Quand il apprend la mort de sa femme, battue à mort, et le viol de sa fille, traumatisée à vie, l’architecte Paul Kersey contient sa douleur, sa colère. S’il se réfugie d’abord dans le travail, le révolver que lui offre un client texan décide de son destin. Armé, de plus en plus sûr de ses gestes, Kersey erre la nuit dans les quartiers les plus malfamés de New York, abattant tous ceux qui constituent une menace pour lui et pour la société…

Le film

[4/5]

Film fondateur du « vigilante movie », Un justicier dans la ville est, on ne vous apprendra rien, un film prônant l’auto-défense. Par conséquent, le film véhicule évidemment une poignée de prises de position idéologiquement douteuses, voire même ouvertement réactionnaires, qui lui ont parfois valu d’être méprisé par certains cinéphiles très premier degré. Sur critique-film en revanche, on considère que le public est capable de prendre le genre avec suffisamment de recul pour faire la part des choses, de séparer la notion d’expérience cinématographique des idées qui, peut-être, se cachent derrière le pseudo-discours du film.

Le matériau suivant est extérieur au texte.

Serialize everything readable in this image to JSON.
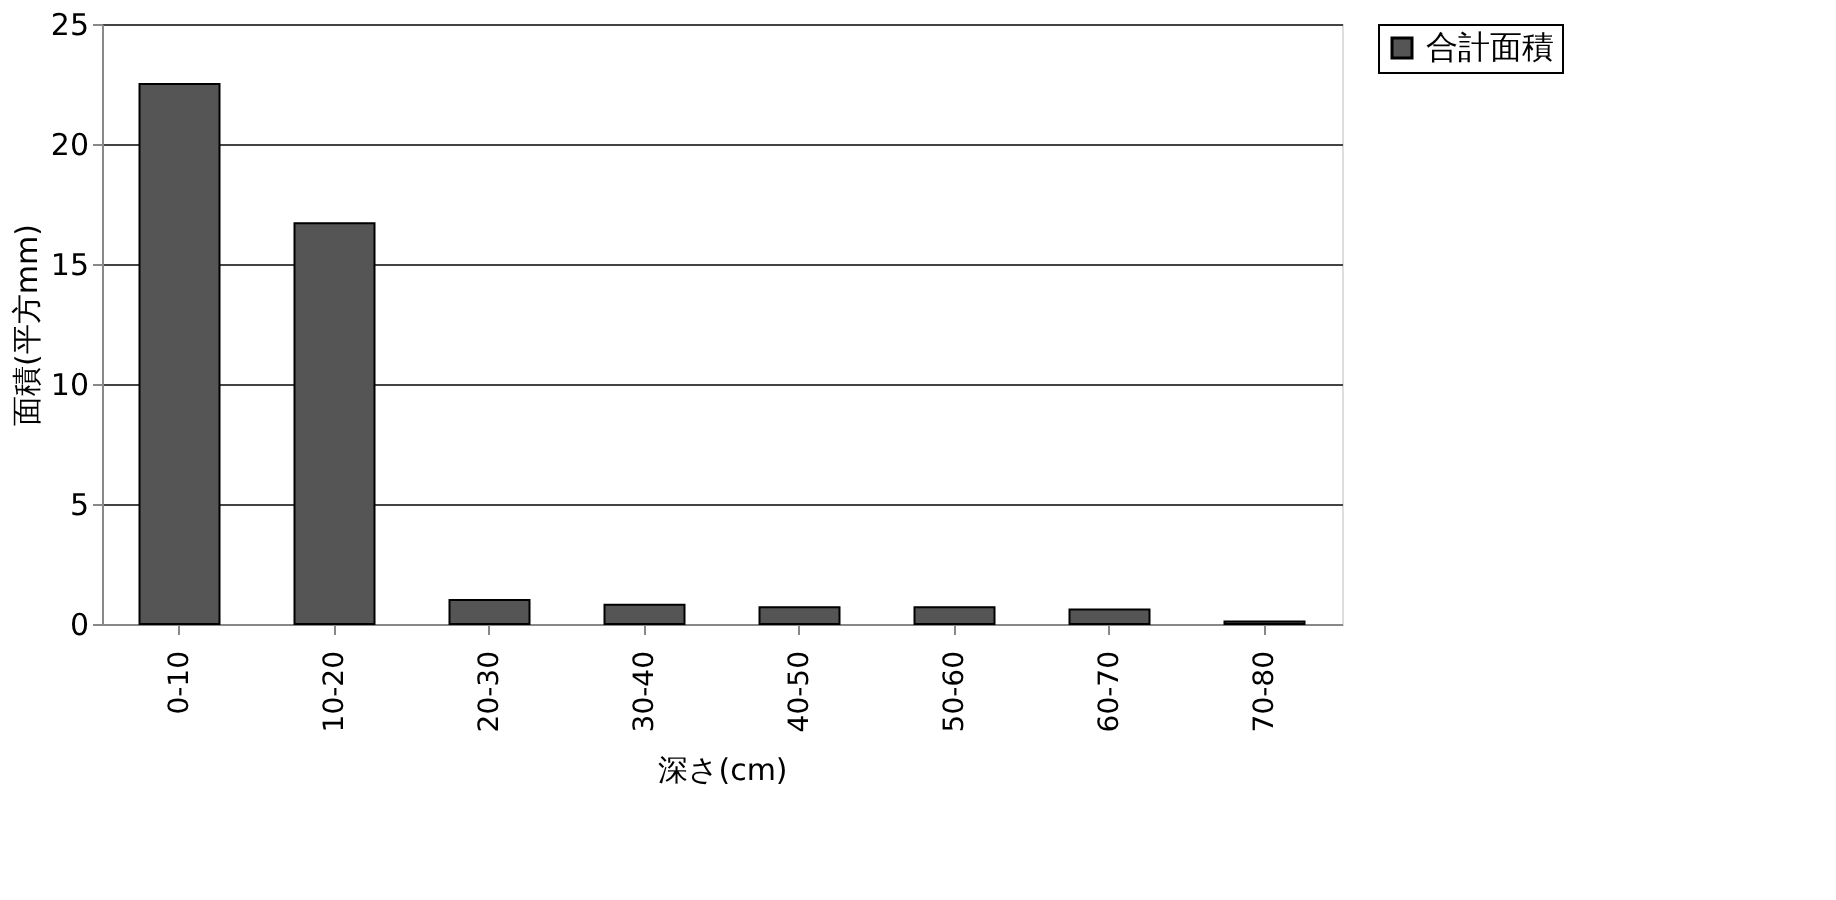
{
  "chart_data": {
    "type": "bar",
    "xlabel": "深さ(cm)",
    "ylabel": "面積(平方mm)",
    "categories": [
      "0-10",
      "10-20",
      "20-30",
      "30-40",
      "40-50",
      "50-60",
      "60-70",
      "70-80"
    ],
    "series": [
      {
        "name": "合計面積",
        "color": "#555555",
        "values": [
          22.5,
          16.7,
          1.0,
          0.8,
          0.7,
          0.7,
          0.6,
          0.1
        ]
      }
    ],
    "ylim": [
      0,
      25
    ],
    "yticks": [
      0,
      5,
      10,
      15,
      20,
      25
    ],
    "grid": "y",
    "legend": "right"
  }
}
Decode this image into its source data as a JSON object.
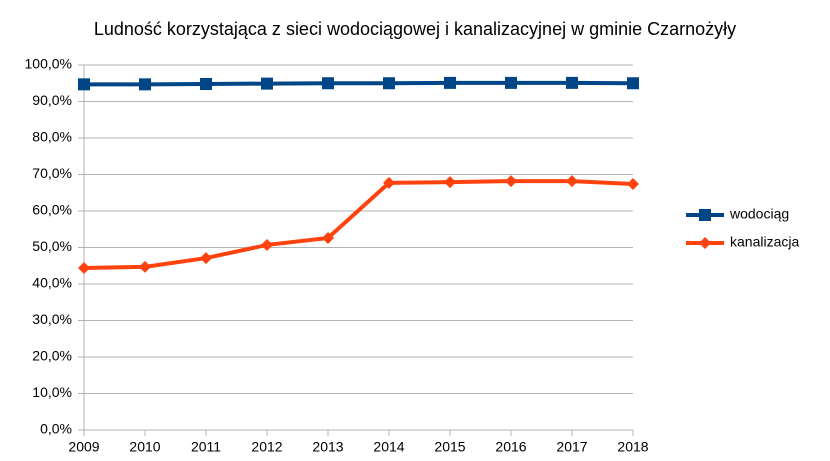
{
  "chart_data": {
    "type": "line",
    "title": "Ludność korzystająca z sieci wodociągowej i kanalizacyjnej w gminie Czarnożyły",
    "x": [
      2009,
      2010,
      2011,
      2012,
      2013,
      2014,
      2015,
      2016,
      2017,
      2018
    ],
    "xlim": [
      2009,
      2018
    ],
    "xticks": [
      2009,
      2010,
      2011,
      2012,
      2013,
      2014,
      2015,
      2016,
      2017,
      2018
    ],
    "ylim": [
      0,
      100
    ],
    "yticks": [
      {
        "value": 0,
        "label": "0,0%"
      },
      {
        "value": 10,
        "label": "10,0%"
      },
      {
        "value": 20,
        "label": "20,0%"
      },
      {
        "value": 30,
        "label": "30,0%"
      },
      {
        "value": 40,
        "label": "40,0%"
      },
      {
        "value": 50,
        "label": "50,0%"
      },
      {
        "value": 60,
        "label": "60,0%"
      },
      {
        "value": 70,
        "label": "70,0%"
      },
      {
        "value": 80,
        "label": "80,0%"
      },
      {
        "value": 90,
        "label": "90,0%"
      },
      {
        "value": 100,
        "label": "100,0%"
      }
    ],
    "grid": true,
    "legend": "right",
    "series": [
      {
        "name": "wodociąg",
        "color": "#004586",
        "marker": "square",
        "values": [
          94.7,
          94.7,
          94.8,
          94.9,
          95.0,
          95.0,
          95.1,
          95.1,
          95.1,
          95.0
        ]
      },
      {
        "name": "kanalizacja",
        "color": "#ff420e",
        "marker": "diamond",
        "values": [
          44.4,
          44.7,
          47.1,
          50.7,
          52.6,
          67.7,
          67.9,
          68.2,
          68.2,
          67.4
        ]
      }
    ]
  }
}
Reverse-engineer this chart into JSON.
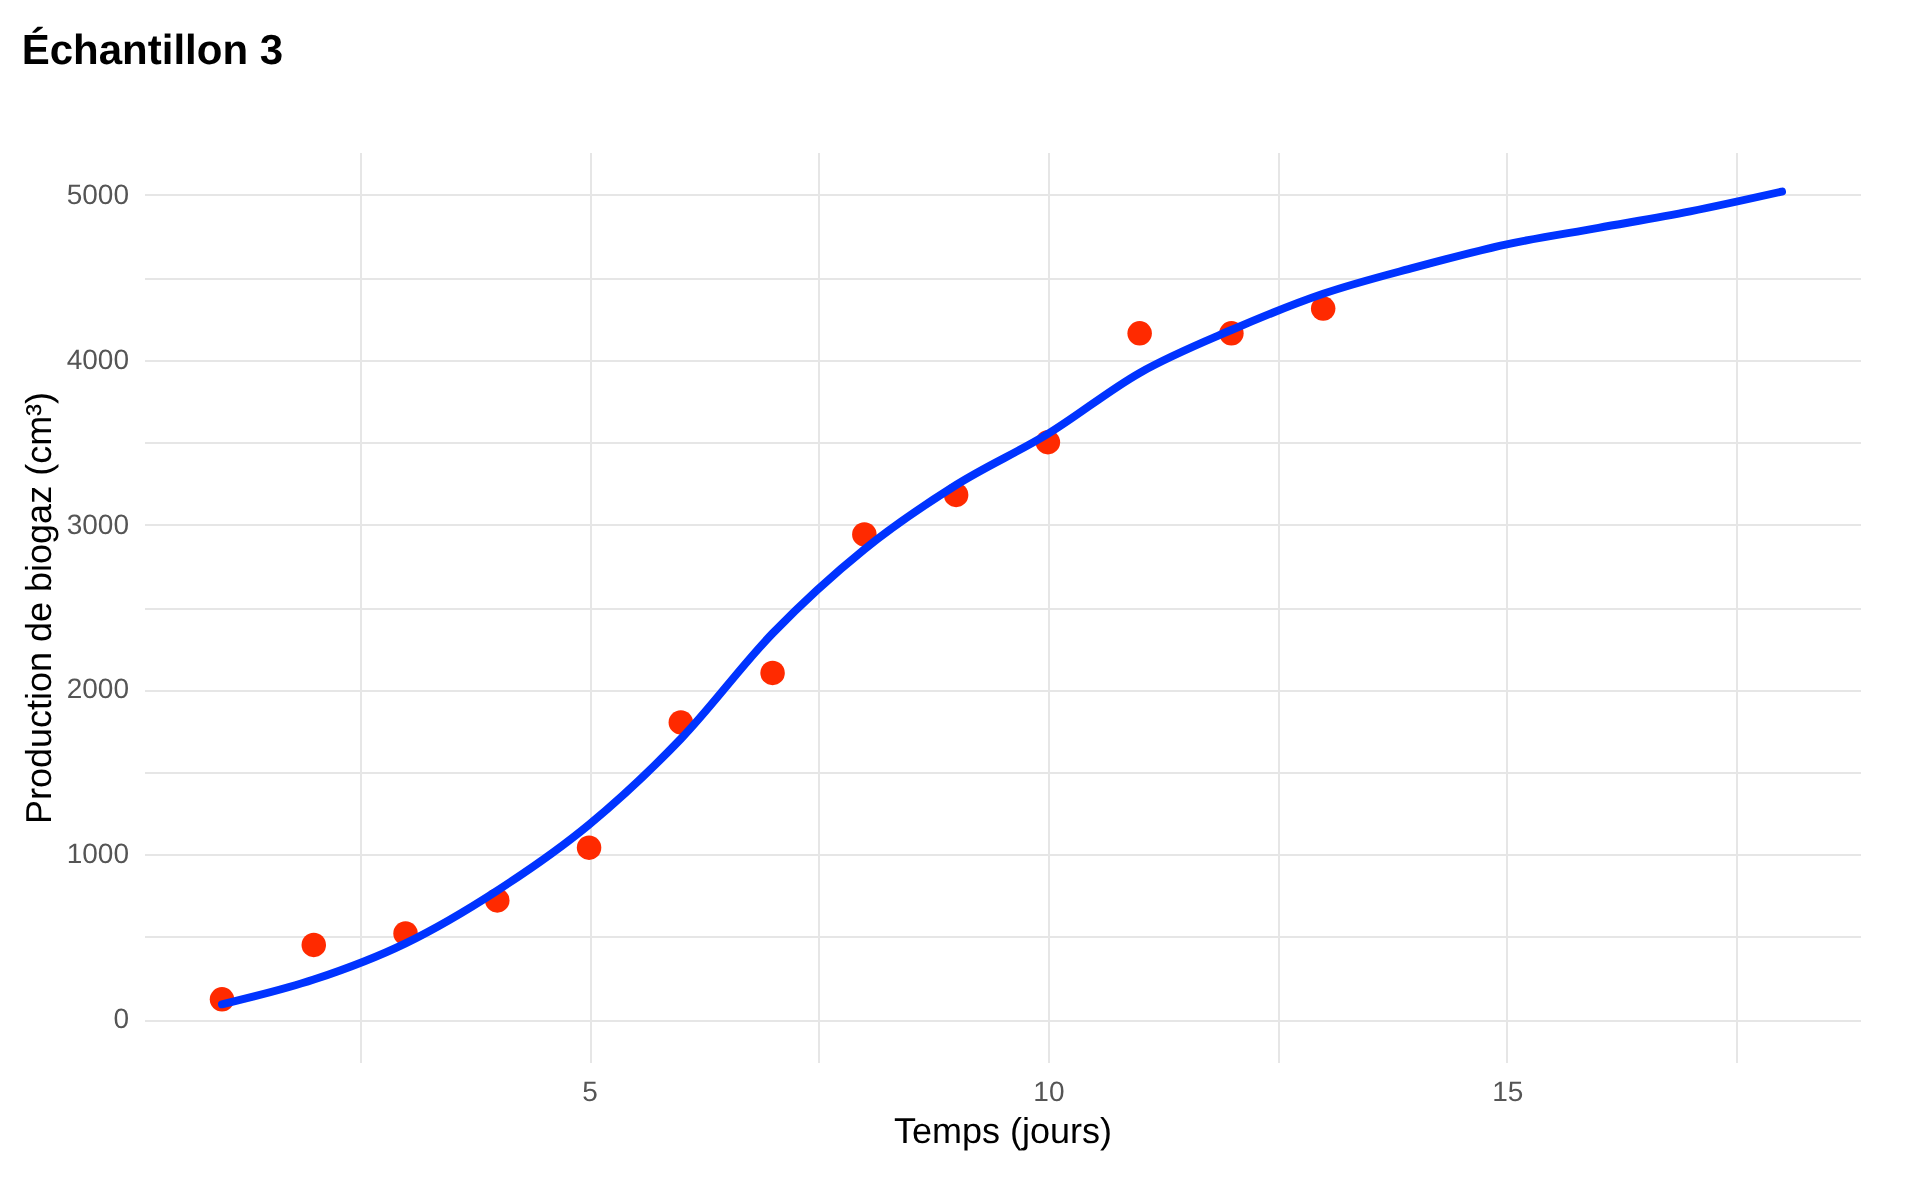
{
  "chart_data": {
    "type": "scatter",
    "title": "Échantillon 3",
    "xlabel": "Temps (jours)",
    "ylabel": "Production de biogaz (cm³)",
    "x": [
      1,
      2,
      3,
      4,
      5,
      6,
      7,
      8,
      9,
      10,
      11,
      12,
      13
    ],
    "series": [
      {
        "color": "#ff2a00",
        "marker": "circle",
        "values": [
          120,
          450,
          520,
          720,
          1040,
          1800,
          2100,
          2940,
          3180,
          3500,
          4160,
          4160,
          4310
        ]
      },
      {
        "type": "line",
        "color": "#0033ff",
        "marker": "none",
        "line_style": "solid",
        "x": [
          1,
          2,
          3,
          4,
          5,
          6,
          7,
          8,
          9,
          10,
          11,
          12,
          13,
          14,
          15,
          16,
          17,
          18
        ],
        "values": [
          90,
          240,
          460,
          780,
          1180,
          1700,
          2340,
          2850,
          3240,
          3550,
          3920,
          4180,
          4400,
          4560,
          4700,
          4800,
          4900,
          5020
        ]
      }
    ],
    "xlim": [
      0.15,
      18.85
    ],
    "ylim": [
      -260,
      5260
    ],
    "xticks": [
      {
        "value": 2.5,
        "label": null
      },
      5,
      {
        "value": 7.5,
        "label": null
      },
      10,
      {
        "value": 12.5,
        "label": null
      },
      15,
      {
        "value": 17.5,
        "label": null
      }
    ],
    "yticks": [
      0,
      {
        "value": 500,
        "label": null
      },
      1000,
      {
        "value": 1500,
        "label": null
      },
      2000,
      {
        "value": 2500,
        "label": null
      },
      3000,
      {
        "value": 3500,
        "label": null
      },
      4000,
      {
        "value": 4500,
        "label": null
      },
      5000
    ],
    "grid": true
  }
}
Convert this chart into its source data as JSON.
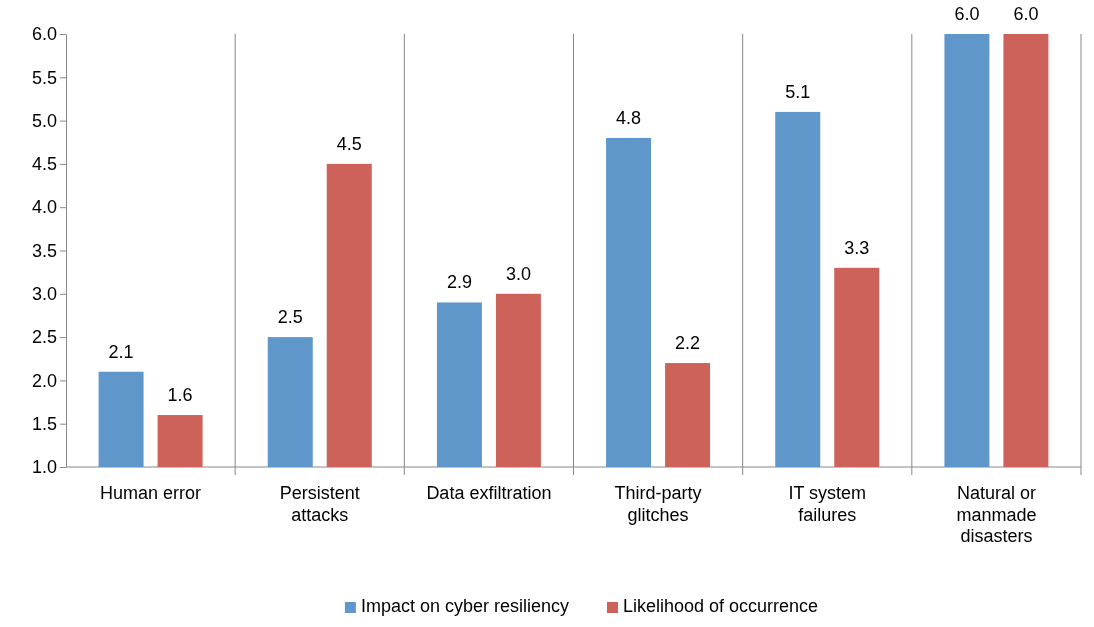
{
  "chart_data": {
    "type": "bar",
    "categories": [
      "Human error",
      "Persistent\nattacks",
      "Data exfiltration",
      "Third-party\nglitches",
      "IT system\nfailures",
      "Natural or\nmanmade\ndisasters"
    ],
    "series": [
      {
        "name": "Impact on cyber resiliency",
        "color": "#6097cb",
        "values": [
          2.1,
          2.5,
          2.9,
          4.8,
          5.1,
          6.0
        ],
        "value_labels": [
          "2.1",
          "2.5",
          "2.9",
          "4.8",
          "5.1",
          "6.0"
        ]
      },
      {
        "name": "Likelihood of occurrence",
        "color": "#cd625b",
        "values": [
          1.6,
          4.5,
          3.0,
          2.2,
          3.3,
          6.0
        ],
        "value_labels": [
          "1.6",
          "4.5",
          "3.0",
          "2.2",
          "3.3",
          "6.0"
        ]
      }
    ],
    "ylim": [
      1,
      6
    ],
    "yticks": [
      {
        "value": 1,
        "label": "1.0"
      },
      {
        "value": 1.5,
        "label": "1.5"
      },
      {
        "value": 2,
        "label": "2.0"
      },
      {
        "value": 2.5,
        "label": "2.5"
      },
      {
        "value": 3,
        "label": "3.0"
      },
      {
        "value": 3.5,
        "label": "3.5"
      },
      {
        "value": 4,
        "label": "4.0"
      },
      {
        "value": 4.5,
        "label": "4.5"
      },
      {
        "value": 5,
        "label": "5.0"
      },
      {
        "value": 5.5,
        "label": "5.5"
      },
      {
        "value": 6,
        "label": "6.0"
      }
    ],
    "grid": "x",
    "legend": "bottom"
  }
}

Déjà en 1973 dans Le cercle noir, Michael Winner faisait preuve d’une certaine animosité vis-à-vis des beatniks et de la génération « Peace and Love » du début des années 70. Avec Un justicier dans la ville, il enterre définitivement les idéaux pacifiques de cette génération d’illuminés opposés aux armes et à la guerre, en détournant du « droit chemin » Paul Kersey, un personnage calme et pacifiste, objecteur de conscience et à priori allergique à toute idée de violence. Michael Winner est d’ailleurs particulièrement insistant dans sa description du couple Kersey, développant autour d’eux une image de couple aimant et heureux : comme le montrent bien les premières séquences du film, les années n’ont su entamer leur amour, et ils coulent un parfait bonheur ; ils sont de plus les parents d’une fille formidable, tout est sucre et guimauve. Sauf que… Un groupe de voyous, particulièrement nihilistes et n’ayant de respect pour rien (« I kill rich cunts ! »), débarque pour braquer la femme et la fille de Kersey ; vu qu’elles n’ont pas d’argent, cela sera le déchainement de violence, les deux femmes sont violées et laissées pour mortes dans leur appartement. La mère décède, la jeune fille survit, plongée dans un état catatonique. La crudité et la violence de la scène d’agression s’oppose clairement aux premières scènes du film, qui installaient le spectateur dans un cocon familial serein et heureux. Et le monde de Kersey de basculer complètement, emmenant le spectateur avec lui. A l’hôpital, où il attend des nouvelles, c’est le début de la fêlure qui va progressivement se créer en lui : « There’s a man over there, he’s bleeding and nobody comes » (il y a un homme plein de sang, et personne ne fait rien) déclare-t-il d’un ton monocorde, comme s’il se parlait à lui-même.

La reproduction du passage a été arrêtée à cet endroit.